Choosing an LLM inference stack: what actually matters at scale
Every LLM inference server publishes benchmark numbers that look great in isolation. Tokens per second, time to first token, throughput under synthetic load. None of that tells you how it behaves under your actual traffic pattern, which is usually the only comparison that matters.
Continuous batching is table stakes, not a differentiator
vLLM popularized continuous batching - packing new requests into GPU batches as older ones finish, instead of waiting for a full batch to complete. It's genuinely important for throughput. It's also now standard across most serious inference servers, including TGI. If a vendor is still selling continuous batching as their headline feature, that's a signal to look at what else they're not telling you.
Where they actually diverge
Memory management under mixed request lengths. Real traffic isn't uniform - short chat completions next to long document-analysis requests on the same endpoint. Servers differ meaningfully in how gracefully they handle that mix without fragmenting GPU memory or starving short requests behind long ones.
LoRA adapter support. If you're serving multiple fine-tuned variants of a base model, the ability to swap adapters per-request without a full model reload changes your GPU economics substantially. Not every server does this well, and some don't do it at all.
Quantization support and quality tradeoffs. Nearly everything supports some quantization now. Fewer handle the harder cases - quantized KV cache, or maintaining quality at aggressive compression - without a fragile setup that breaks on the next model release.

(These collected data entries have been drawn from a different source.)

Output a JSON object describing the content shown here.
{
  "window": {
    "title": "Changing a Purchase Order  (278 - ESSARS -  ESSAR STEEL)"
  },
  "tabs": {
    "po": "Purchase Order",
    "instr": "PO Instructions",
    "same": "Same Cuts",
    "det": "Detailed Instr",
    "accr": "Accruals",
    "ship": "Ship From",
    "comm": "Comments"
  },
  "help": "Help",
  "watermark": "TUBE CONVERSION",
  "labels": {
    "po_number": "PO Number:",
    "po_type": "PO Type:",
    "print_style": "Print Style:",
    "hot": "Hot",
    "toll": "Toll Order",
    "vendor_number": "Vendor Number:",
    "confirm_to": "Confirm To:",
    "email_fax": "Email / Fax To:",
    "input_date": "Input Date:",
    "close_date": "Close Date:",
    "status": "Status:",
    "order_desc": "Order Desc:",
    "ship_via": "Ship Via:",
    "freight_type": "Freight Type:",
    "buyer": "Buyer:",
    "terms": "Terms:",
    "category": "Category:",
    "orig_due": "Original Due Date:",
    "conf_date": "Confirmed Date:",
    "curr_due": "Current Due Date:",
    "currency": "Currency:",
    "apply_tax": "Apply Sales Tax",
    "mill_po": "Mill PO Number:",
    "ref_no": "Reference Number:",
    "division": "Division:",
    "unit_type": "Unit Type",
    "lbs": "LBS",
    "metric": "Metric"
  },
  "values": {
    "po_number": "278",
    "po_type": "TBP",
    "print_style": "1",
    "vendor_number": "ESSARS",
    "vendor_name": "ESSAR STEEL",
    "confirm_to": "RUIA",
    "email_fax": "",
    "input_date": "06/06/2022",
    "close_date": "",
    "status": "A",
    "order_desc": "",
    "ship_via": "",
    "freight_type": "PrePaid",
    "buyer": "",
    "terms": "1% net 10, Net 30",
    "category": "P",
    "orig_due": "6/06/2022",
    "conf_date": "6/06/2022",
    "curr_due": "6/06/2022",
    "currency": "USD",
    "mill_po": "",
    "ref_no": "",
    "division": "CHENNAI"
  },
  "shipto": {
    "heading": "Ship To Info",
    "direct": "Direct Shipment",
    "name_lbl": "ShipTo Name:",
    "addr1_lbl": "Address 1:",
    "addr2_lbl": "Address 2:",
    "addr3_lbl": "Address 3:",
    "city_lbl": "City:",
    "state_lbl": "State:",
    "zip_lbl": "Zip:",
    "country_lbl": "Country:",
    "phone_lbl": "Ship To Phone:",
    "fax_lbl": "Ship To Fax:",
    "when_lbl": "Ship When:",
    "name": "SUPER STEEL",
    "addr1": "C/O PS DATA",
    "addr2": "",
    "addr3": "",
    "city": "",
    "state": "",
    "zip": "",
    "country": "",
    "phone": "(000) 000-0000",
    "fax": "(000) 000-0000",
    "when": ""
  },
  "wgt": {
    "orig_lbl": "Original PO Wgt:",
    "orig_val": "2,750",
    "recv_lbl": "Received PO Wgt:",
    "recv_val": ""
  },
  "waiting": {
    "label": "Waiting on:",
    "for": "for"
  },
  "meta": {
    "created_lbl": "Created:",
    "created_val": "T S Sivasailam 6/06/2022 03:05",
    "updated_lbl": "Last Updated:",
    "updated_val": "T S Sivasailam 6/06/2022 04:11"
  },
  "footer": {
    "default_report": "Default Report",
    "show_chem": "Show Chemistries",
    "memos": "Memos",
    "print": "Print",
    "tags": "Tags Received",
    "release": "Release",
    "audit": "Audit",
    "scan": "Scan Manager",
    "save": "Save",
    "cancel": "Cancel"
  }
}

Operational maturity. Prometheus metrics out of the box, sane default logging, a health check that actually reflects readiness rather than just process liveness. This is the boring category and it's the one that determines how many 2am pages you get.
The question to ask instead of "which is fastest"

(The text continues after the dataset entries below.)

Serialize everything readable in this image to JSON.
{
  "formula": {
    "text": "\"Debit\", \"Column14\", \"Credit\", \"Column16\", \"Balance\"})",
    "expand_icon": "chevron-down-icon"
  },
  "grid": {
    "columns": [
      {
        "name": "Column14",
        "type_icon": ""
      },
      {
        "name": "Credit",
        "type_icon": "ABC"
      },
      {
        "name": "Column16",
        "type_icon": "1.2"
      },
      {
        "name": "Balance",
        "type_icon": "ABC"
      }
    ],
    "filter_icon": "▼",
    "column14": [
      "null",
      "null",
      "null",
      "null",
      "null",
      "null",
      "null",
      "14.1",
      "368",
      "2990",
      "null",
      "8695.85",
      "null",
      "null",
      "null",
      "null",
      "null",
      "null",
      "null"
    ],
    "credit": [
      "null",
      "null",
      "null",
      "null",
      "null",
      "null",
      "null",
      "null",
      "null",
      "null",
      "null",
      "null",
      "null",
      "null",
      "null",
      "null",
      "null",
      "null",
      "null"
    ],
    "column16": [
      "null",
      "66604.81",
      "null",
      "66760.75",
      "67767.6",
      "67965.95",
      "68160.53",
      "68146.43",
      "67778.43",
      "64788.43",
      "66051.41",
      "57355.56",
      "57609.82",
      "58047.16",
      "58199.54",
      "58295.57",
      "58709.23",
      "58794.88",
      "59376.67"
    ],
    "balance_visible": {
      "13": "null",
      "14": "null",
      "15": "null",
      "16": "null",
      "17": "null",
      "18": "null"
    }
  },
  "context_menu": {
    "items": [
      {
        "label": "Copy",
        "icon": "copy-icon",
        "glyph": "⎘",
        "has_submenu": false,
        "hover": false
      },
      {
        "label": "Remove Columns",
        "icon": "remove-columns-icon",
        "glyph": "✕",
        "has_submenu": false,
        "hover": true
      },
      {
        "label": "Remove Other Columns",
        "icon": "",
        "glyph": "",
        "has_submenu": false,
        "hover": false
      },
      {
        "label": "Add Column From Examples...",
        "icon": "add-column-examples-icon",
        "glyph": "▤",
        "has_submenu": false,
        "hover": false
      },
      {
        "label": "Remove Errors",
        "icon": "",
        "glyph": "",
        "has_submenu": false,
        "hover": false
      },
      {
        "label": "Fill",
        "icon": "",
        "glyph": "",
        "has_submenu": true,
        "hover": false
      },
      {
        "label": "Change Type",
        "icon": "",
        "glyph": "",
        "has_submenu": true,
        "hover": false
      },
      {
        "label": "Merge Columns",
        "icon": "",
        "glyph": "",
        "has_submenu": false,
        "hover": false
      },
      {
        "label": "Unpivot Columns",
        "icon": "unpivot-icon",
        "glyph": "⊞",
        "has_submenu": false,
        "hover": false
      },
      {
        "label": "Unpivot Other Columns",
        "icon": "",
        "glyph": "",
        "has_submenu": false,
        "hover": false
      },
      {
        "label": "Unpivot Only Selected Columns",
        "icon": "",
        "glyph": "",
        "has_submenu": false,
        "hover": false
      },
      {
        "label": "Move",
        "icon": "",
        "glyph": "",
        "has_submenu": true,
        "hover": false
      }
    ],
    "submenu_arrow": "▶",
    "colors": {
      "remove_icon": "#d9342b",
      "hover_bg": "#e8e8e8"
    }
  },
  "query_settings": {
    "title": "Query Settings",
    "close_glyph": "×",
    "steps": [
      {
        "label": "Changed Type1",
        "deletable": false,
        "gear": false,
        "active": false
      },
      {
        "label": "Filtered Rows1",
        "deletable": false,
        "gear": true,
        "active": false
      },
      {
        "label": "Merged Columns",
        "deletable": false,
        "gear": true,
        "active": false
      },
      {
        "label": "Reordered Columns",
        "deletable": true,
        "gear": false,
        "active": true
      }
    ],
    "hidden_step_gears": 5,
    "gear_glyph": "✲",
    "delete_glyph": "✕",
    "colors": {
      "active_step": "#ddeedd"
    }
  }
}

Benchmark your own request distribution, not a published one. Run your actual mix of short and long requests, your actual concurrency, your actual model and adapter count, and measure p99 latency and cost per thousand tokens under that specific load. The server that wins a published benchmark and the server that wins on your traffic are frequently not the same one.
# Benchmark your own traffic shape, not a published one
import time
import statistics
REQUEST_MIX = [
{"kind": "chat", "tokens_in": 80, "tokens_out": 120, "weight": 0.7},
{"kind": "doc_analysis", "tokens_in": 4000, "tokens_out": 400, "weight": 0.3},
]
def run_load(server_url, concurrency, duration_s):
latencies = []
total_tokens = 0
start = time.monotonic()
while time.monotonic() - start < duration_s:
req = sample_request(REQUEST_MIX) # sample per real traffic weights
t0 = time.monotonic()
resp = send_request(server_url, req) # your actual client call
latencies.append(time.monotonic() - t0)
total_tokens += resp.tokens_generated
p99 = statistics.quantiles(latencies, n=100)[98]
cost_per_1k = compute_cost(total_tokens, duration_s) # your GPU-hour rate
return {"p99_latency_s": p99, "cost_per_1k_tokens": cost_per_1k}
We default to vLLM for most inference workloads because its batching and memory management have been the most consistent under mixed real-world load in what we've run. That's a starting point, not a rule - the right answer depends on what you're actually serving.